Re: the Yankees, can't remember for sure, but I think Mantle got a second transplant.
When you say "should have never been allowed", what's the context? Medical treatment decisions are not based on moral biases, but on medical standards. Standards change. The standards re: past alcohol use were changing when Mantle got his liver.
Because of competition for organs, expected outcomes determine candidacy, but each center has its own specific protocols and criteria. History of alcohol use is no longer a basis to exclude a person from candidacy, although ANY active use is an absolute barrier, and a demonstrated period of sobriety has to precede consideration. Within that, variations include how sobriety is demonstrated and what kind of CD evaluation, relapse prevention, and so on are required.
Within that, coordination among providers is the biggest hurdle. In my husband's case, I have NO ARGUMENT with the protocols, but poor coordination and communication interfered with the protocols working as they were supposed to. As far as the evaluation process itself was concerned, my problem was never the protocol requirements about alcohol, rather horrific problems getting a communication protocol. Setting up case management seemed to be the obvious first step, but what I found was that when you have multiple providers and a serious chronic illness this is the Holy Grail and as hard to get.
I have a 23-yo nephew who has lupus. He was diagnosed 5 months ago and severity is progressing rapidly (kidney, liver, brain). Doesn't drink, doesn't do drugs, doesn't smoke. 6 months ago he was working full-time. He went to the dr. with what appeared to be mosquito bites that were not going away, and next thing we know it's monthly chemo. We see EXACTLY the same coordination problems in the medical system. How do you tell the difference between a chronic problem with our medical structure and a specific act of negligence? I don't know. He has been trying to find a PCP who can work with his specialist (who is 250 miles away) since August. He tried to see if the chemo could be done locally--he's not able to drive long distances so we've been taking turns. The doctor he saw told him "I'm not a gas station attendant."

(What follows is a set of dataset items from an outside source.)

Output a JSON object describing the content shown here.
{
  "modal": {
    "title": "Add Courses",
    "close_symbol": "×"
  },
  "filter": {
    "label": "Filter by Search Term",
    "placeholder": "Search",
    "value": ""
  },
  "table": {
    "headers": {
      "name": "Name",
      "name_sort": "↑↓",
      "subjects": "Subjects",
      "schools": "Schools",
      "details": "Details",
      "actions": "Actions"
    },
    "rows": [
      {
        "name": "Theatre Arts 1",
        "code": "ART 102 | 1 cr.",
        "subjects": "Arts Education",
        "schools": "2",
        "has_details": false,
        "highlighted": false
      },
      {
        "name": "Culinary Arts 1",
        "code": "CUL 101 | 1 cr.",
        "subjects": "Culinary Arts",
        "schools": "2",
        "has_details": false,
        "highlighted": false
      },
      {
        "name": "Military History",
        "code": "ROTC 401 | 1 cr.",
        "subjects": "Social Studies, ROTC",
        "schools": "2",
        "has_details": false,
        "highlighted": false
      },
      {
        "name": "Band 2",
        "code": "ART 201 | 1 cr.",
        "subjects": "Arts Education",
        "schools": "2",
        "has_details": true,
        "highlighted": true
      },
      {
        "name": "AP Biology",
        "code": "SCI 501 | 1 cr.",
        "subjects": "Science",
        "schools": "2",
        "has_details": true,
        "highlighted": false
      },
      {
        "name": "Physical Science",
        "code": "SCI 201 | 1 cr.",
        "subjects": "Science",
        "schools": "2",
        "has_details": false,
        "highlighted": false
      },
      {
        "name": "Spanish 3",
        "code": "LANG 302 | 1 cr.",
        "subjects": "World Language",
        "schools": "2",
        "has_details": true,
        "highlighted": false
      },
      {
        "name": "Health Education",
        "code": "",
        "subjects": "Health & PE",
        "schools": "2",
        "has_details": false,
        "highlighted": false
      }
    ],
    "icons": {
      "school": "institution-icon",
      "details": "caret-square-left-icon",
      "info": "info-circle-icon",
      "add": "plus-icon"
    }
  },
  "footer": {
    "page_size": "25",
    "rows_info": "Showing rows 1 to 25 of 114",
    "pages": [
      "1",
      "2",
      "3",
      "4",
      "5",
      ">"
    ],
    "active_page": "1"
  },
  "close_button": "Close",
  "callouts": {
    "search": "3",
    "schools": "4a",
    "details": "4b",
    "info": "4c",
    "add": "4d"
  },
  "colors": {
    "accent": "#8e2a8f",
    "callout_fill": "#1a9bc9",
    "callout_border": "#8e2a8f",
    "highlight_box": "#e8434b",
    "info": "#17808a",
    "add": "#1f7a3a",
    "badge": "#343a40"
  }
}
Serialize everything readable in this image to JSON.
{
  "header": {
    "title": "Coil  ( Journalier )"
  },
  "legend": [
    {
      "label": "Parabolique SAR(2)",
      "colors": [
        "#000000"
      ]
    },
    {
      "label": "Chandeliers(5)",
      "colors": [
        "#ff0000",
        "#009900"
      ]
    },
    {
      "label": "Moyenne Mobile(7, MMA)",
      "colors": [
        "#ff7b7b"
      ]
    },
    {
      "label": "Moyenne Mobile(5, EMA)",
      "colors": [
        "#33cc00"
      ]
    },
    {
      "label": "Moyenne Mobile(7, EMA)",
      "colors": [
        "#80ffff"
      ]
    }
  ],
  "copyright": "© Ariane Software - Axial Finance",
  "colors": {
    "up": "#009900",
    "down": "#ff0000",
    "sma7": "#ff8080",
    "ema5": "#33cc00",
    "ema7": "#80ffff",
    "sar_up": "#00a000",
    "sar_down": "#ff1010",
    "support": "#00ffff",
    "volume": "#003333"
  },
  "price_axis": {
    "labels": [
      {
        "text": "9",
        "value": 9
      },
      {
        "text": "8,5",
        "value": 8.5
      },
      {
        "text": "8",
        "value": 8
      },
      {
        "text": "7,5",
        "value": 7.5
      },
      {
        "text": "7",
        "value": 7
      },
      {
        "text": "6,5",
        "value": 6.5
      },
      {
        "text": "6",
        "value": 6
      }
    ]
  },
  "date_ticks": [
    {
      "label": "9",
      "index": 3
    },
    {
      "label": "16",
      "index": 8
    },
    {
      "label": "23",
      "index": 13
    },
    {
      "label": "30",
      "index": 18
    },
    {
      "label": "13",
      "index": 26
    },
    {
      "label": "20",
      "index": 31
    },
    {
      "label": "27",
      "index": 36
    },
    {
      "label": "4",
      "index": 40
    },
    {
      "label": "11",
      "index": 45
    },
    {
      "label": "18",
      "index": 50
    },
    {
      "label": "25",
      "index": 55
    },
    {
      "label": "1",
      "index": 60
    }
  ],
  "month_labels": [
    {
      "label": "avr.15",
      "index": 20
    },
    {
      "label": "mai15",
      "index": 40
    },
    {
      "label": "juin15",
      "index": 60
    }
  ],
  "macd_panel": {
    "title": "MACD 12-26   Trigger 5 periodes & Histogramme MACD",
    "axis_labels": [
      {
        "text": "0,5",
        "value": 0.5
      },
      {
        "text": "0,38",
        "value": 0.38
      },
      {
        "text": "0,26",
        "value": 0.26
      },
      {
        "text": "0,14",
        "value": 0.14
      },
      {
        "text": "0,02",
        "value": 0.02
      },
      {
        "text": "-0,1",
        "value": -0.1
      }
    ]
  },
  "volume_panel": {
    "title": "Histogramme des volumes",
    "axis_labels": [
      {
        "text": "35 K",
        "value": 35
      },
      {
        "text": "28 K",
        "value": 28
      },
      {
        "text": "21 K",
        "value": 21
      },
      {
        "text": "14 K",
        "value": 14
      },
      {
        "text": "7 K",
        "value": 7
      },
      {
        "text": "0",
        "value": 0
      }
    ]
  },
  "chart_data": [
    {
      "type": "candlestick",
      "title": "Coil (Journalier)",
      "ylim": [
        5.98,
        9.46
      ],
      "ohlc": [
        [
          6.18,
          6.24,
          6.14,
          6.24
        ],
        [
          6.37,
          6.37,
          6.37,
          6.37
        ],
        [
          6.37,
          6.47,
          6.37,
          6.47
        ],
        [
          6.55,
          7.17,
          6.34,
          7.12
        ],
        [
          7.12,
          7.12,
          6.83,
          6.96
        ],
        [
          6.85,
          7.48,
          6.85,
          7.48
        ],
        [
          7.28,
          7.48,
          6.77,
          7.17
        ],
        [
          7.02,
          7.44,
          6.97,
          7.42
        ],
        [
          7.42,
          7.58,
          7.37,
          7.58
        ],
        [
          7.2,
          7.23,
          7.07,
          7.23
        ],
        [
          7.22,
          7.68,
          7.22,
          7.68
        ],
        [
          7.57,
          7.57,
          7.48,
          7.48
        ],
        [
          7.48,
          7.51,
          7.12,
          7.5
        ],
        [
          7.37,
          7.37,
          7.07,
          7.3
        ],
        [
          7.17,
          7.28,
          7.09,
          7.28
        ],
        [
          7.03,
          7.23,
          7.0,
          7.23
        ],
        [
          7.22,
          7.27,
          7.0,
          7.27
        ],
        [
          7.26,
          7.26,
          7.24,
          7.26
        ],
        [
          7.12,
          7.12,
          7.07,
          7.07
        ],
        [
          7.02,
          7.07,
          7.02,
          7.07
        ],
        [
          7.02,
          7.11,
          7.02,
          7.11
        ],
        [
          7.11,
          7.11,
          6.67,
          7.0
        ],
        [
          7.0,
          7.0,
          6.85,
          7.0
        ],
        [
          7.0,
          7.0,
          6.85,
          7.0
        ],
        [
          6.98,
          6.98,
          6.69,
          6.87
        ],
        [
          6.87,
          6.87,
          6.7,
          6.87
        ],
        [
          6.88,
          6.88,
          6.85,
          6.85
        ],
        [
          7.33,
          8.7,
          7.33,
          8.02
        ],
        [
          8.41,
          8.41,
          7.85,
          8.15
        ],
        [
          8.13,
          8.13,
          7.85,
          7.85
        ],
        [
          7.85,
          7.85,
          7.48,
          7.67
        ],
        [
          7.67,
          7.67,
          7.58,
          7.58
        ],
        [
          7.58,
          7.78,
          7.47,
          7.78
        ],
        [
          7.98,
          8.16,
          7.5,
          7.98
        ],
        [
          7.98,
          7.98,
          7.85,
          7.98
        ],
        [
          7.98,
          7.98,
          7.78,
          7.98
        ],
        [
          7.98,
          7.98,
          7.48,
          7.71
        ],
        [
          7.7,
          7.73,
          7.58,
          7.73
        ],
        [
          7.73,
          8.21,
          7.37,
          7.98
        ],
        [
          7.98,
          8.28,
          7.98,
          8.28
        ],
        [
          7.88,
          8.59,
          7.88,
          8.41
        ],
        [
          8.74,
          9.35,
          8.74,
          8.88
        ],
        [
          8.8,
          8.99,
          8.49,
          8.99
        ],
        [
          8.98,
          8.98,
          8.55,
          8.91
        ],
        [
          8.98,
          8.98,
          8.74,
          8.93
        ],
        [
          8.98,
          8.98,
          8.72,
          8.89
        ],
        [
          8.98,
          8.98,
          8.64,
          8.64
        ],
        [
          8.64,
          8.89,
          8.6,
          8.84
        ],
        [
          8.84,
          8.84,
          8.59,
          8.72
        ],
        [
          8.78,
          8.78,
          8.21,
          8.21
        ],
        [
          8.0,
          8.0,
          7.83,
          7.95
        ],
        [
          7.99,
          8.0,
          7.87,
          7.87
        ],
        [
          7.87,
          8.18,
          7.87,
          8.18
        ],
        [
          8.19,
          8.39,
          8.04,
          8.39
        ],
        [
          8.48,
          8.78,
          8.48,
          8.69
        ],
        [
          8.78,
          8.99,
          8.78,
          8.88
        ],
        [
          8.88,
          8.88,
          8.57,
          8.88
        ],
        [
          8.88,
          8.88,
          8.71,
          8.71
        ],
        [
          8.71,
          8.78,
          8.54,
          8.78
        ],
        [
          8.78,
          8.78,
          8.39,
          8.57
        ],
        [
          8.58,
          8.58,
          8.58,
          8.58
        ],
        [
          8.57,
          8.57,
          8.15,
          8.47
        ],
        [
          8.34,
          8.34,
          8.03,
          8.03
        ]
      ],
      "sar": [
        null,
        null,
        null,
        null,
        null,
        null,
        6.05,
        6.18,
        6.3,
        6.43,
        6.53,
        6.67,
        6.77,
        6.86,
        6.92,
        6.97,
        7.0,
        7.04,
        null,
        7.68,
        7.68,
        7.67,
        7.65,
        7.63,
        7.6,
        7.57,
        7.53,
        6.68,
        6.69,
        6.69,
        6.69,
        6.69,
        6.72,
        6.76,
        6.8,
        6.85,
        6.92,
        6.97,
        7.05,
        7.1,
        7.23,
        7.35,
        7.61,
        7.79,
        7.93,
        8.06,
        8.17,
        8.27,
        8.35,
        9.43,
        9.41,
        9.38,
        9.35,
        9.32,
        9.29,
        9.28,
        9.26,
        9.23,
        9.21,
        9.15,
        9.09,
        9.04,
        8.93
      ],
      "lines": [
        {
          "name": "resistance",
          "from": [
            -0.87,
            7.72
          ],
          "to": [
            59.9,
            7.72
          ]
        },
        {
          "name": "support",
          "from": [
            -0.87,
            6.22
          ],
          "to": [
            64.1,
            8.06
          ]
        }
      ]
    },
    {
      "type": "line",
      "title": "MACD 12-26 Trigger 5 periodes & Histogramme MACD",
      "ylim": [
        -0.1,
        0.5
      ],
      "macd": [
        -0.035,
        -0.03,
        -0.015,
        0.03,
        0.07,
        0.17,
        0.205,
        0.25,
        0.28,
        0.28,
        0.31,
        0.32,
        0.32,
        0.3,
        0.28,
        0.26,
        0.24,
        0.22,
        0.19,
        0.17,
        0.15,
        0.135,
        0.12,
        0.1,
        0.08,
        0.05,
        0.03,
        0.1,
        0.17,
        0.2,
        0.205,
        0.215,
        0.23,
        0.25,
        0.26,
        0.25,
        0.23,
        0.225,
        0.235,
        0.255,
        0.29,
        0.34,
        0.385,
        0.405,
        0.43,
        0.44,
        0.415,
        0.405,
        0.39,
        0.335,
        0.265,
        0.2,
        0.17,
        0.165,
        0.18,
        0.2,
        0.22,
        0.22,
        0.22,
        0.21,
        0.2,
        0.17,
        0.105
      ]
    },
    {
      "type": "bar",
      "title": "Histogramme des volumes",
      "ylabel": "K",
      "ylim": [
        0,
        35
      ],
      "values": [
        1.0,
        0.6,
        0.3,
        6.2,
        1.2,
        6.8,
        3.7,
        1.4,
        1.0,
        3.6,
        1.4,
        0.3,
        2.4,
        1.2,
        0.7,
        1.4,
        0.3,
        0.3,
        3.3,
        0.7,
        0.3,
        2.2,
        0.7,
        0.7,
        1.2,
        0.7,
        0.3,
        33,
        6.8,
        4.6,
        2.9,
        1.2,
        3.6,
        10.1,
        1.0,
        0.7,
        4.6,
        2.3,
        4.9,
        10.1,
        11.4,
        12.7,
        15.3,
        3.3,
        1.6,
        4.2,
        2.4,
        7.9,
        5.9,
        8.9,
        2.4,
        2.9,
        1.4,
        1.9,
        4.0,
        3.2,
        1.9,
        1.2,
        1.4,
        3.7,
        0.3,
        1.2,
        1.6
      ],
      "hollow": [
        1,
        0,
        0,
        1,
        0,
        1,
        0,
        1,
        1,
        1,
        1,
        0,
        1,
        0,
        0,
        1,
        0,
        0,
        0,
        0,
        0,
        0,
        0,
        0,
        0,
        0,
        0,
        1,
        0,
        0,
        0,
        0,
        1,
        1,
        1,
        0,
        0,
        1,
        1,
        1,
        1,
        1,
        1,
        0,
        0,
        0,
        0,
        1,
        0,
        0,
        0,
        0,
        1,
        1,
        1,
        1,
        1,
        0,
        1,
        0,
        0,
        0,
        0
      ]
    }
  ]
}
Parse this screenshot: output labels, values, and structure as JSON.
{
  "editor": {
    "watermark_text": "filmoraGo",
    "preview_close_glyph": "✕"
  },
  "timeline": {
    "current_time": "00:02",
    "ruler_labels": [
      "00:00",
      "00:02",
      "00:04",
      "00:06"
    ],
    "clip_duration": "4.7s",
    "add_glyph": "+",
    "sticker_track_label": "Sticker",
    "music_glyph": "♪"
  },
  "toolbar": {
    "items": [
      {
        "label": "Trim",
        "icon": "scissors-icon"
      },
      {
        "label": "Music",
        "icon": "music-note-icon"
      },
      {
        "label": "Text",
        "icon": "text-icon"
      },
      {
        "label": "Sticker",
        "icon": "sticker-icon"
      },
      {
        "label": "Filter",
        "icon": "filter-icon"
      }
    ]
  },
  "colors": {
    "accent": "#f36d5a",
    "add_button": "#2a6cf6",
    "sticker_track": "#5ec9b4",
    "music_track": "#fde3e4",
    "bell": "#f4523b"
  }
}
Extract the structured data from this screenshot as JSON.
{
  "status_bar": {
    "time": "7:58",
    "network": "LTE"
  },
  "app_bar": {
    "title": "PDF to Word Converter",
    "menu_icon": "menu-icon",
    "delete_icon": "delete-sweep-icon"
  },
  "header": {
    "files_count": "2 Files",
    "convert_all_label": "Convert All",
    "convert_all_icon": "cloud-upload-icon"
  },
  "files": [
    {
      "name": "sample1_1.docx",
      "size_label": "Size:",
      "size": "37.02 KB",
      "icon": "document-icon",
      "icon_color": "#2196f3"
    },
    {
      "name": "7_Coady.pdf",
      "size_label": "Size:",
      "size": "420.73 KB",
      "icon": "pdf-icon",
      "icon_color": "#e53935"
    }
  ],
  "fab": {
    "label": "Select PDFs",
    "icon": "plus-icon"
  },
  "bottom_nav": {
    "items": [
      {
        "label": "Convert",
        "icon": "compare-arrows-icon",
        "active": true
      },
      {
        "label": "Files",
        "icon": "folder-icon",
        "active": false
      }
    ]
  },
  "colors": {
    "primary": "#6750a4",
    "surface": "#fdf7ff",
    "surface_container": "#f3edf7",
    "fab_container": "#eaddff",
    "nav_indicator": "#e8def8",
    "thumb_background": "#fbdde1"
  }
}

There are genuine differences in medical opinion and approach, but people get caught in the middle. "Why aren't you taking this drug we told you to take on your last visit?" "The GI took me off of it, you should have his report." Next doctor: "I'm told there are concerns about your compliance with medication." "We discussed that with Dr. Y, isn't that in your report?" "Well, that would be true if you had kidney involvement." "Remember in July you said there was kidney involvement?"
They're looking at transplant in HCV/HIV-positive patients, so HIV will not necessarily eliminate you. Organs are precious, standards intend to send organs where they do the most good medically.
EC, don't try to claim you were just talking about liver disease. On this thread, you started off rational but the minute you connected this thread with the custody and support thread things changed pretty dramatically.